Longtime readers of this journal will know that a few years ago I did a sketchbook analysis of all the James Bond movies.  When I started, I was largely unfamiliar with the character — I’d missed every Bond movie from Moonraker to Goldeneye and had only seen Goldfinger before that.  Bond as a character was ever elusive to me, he never seemed like a person, more of a list of attributes: tuxedo, car, gun, gambling, martini, babes.  He seemed closer to a model than a person.  We knew how he would behave but we didn’t know who he was, and, since we knew he’d survive every adventure, we knew there was never really anything at stake for him.  He murdered people, gave a quip and a cockeyed smile, and moved on.  How appropriate that Skyfall begins with a shot of Bond literally coming into focus.  After fifty years it’s a long time coming.
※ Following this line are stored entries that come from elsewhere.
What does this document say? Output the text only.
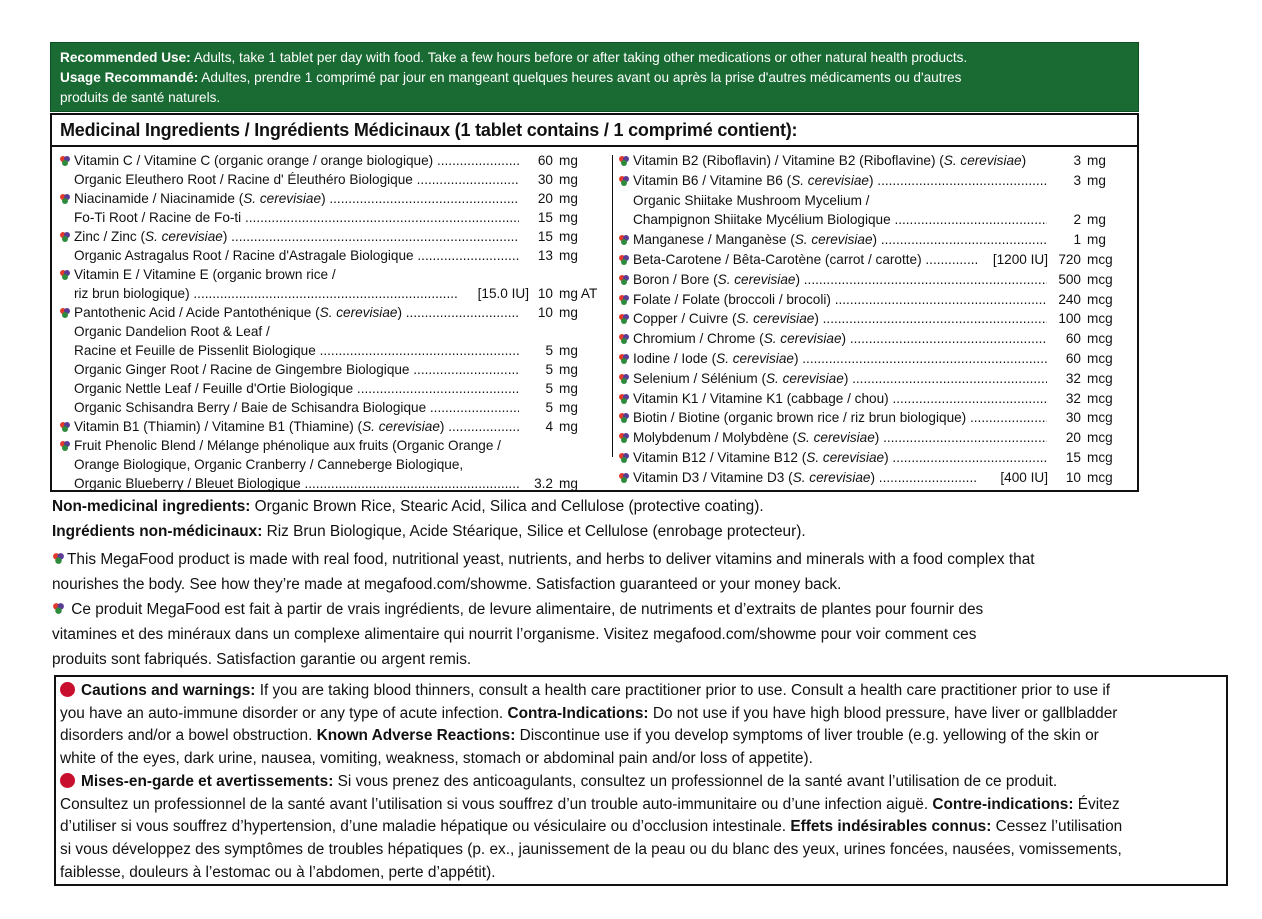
Recommended Use: Adults, take 1 tablet per day with food. Take a few hours before or after taking other medications or other natural health products.
Usage Recommandé: Adultes, prendre 1 comprimé par jour en mangeant quelques heures avant ou après la prise d'autres médicaments ou d'autres
produits de santé naturels.
Medicinal Ingredients / Ingrédients Médicinaux (1 tablet contains / 1 comprimé contient):
Vitamin C / Vitamine C (organic orange / orange biologique) .....	60 mg
Organic Eleuthero Root / Racine d' Éleuthéro Biologique .....	30 mg
Niacinamide / Niacinamide (S. cerevisiae) .....	20 mg
Fo-Ti Root / Racine de Fo-ti .....	15 mg
Zinc / Zinc (S. cerevisiae) .....	15 mg
Organic Astragalus Root / Racine d'Astragale Biologique .....	13 mg
Vitamin E / Vitamine E (organic brown rice /
riz brun biologique) .....	[15.0 IU] 10 mg AT
Pantothenic Acid / Acide Pantothénique (S. cerevisiae) .....	10 mg
Organic Dandelion Root & Leaf /
Racine et Feuille de Pissenlit Biologique .....	5 mg
Organic Ginger Root / Racine de Gingembre Biologique .....	5 mg
Organic Nettle Leaf / Feuille d'Ortie Biologique .....	5 mg
Organic Schisandra Berry / Baie de Schisandra Biologique .....	5 mg
Vitamin B1 (Thiamin) / Vitamine B1 (Thiamine) (S. cerevisiae) .....	4 mg
Fruit Phenolic Blend / Mélange phénolique aux fruits (Organic Orange /
Orange Biologique, Organic Cranberry / Canneberge Biologique,
Organic Blueberry / Bleuet Biologique .....	3.2 mg
Vitamin B2 (Riboflavin) / Vitamine B2 (Riboflavine) (S. cerevisiae)	3 mg
Vitamin B6 / Vitamine B6 (S. cerevisiae) .....	3 mg
Organic Shiitake Mushroom Mycelium /
Champignon Shiitake Mycélium Biologique .....	2 mg
Manganese / Manganèse (S. cerevisiae) .....	1 mg
Beta-Carotene / Bêta-Carotène (carrot / carotte) .....	[1200 IU] 720 mcg
Boron / Bore (S. cerevisiae) .....	500 mcg
Folate / Folate (broccoli / brocoli) .....	240 mcg
Copper / Cuivre (S. cerevisiae) .....	100 mcg
Chromium / Chrome (S. cerevisiae) .....	60 mcg
Iodine / Iode (S. cerevisiae) .....	60 mcg
Selenium / Sélénium (S. cerevisiae) .....	32 mcg
Vitamin K1 / Vitamine K1 (cabbage / chou) .....	32 mcg
Biotin / Biotine (organic brown rice / riz brun biologique) .....	30 mcg
Molybdenum / Molybdène (S. cerevisiae) .....	20 mcg
Vitamin B12 / Vitamine B12 (S. cerevisiae) .....	15 mcg
Vitamin D3 / Vitamine D3 (S. cerevisiae) .....	[400 IU]	10 mcg
Non-medicinal ingredients: Organic Brown Rice, Stearic Acid, Silica and Cellulose (protective coating).
Ingrédients non-médicinaux: Riz Brun Biologique, Acide Stéarique, Silice et Cellulose (enrobage protecteur).
This MegaFood product is made with real food, nutritional yeast, nutrients, and herbs to deliver vitamins and minerals with a food complex that
nourishes the body. See how they’re made at megafood.com/showme. Satisfaction guaranteed or your money back.
Ce produit MegaFood est fait à partir de vrais ingrédients, de levure alimentaire, de nutriments et d’extraits de plantes pour fournir des
vitamines et des minéraux dans un complexe alimentaire qui nourrit l’organisme. Visitez megafood.com/showme pour voir comment ces
produits sont fabriqués. Satisfaction garantie ou argent remis.
Cautions and warnings: If you are taking blood thinners, consult a health care practitioner prior to use. Consult a health care practitioner prior to use if
you have an auto-immune disorder or any type of acute infection. Contra-Indications: Do not use if you have high blood pressure, have liver or gallbladder
disorders and/or a bowel obstruction. Known Adverse Reactions: Discontinue use if you develop symptoms of liver trouble (e.g. yellowing of the skin or
white of the eyes, dark urine, nausea, vomiting, weakness, stomach or abdominal pain and/or loss of appetite).
Mises-en-garde et avertissements: Si vous prenez des anticoagulants, consultez un professionnel de la santé avant l’utilisation de ce produit.
Consultez un professionnel de la santé avant l’utilisation si vous souffrez d’un trouble auto-immunitaire ou d’une infection aiguë. Contre-indications: Évitez
d’utiliser si vous souffrez d’hypertension, d’une maladie hépatique ou vésiculaire ou d’occlusion intestinale. Effets indésirables connus: Cessez l’utilisation
si vous développez des symptômes de troubles hépatiques (p. ex., jaunissement de la peau ou du blanc des yeux, urines foncées, nausées, vomissements,
faiblesse, douleurs à l’estomac ou à l’abdomen, perte d’appétit).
Skyfall has four acts.  Act I involves Bond’s “death” and “resurrection,” his training, assignment and departure into the world.  Act II involves the steps required to fulfill his mission and is divided into three sections recognizable by locale: Shanghai, Macau and Bad Guy Island.  At the end of Act II, Bond has captured the Bad Guy and brought him back to London.  Act III takes place entirely in London and involves the Bad Guy escaping and the flourishing of the family dynamic, and Act IV literally takes Bond home, to Scotland and a last reckoning.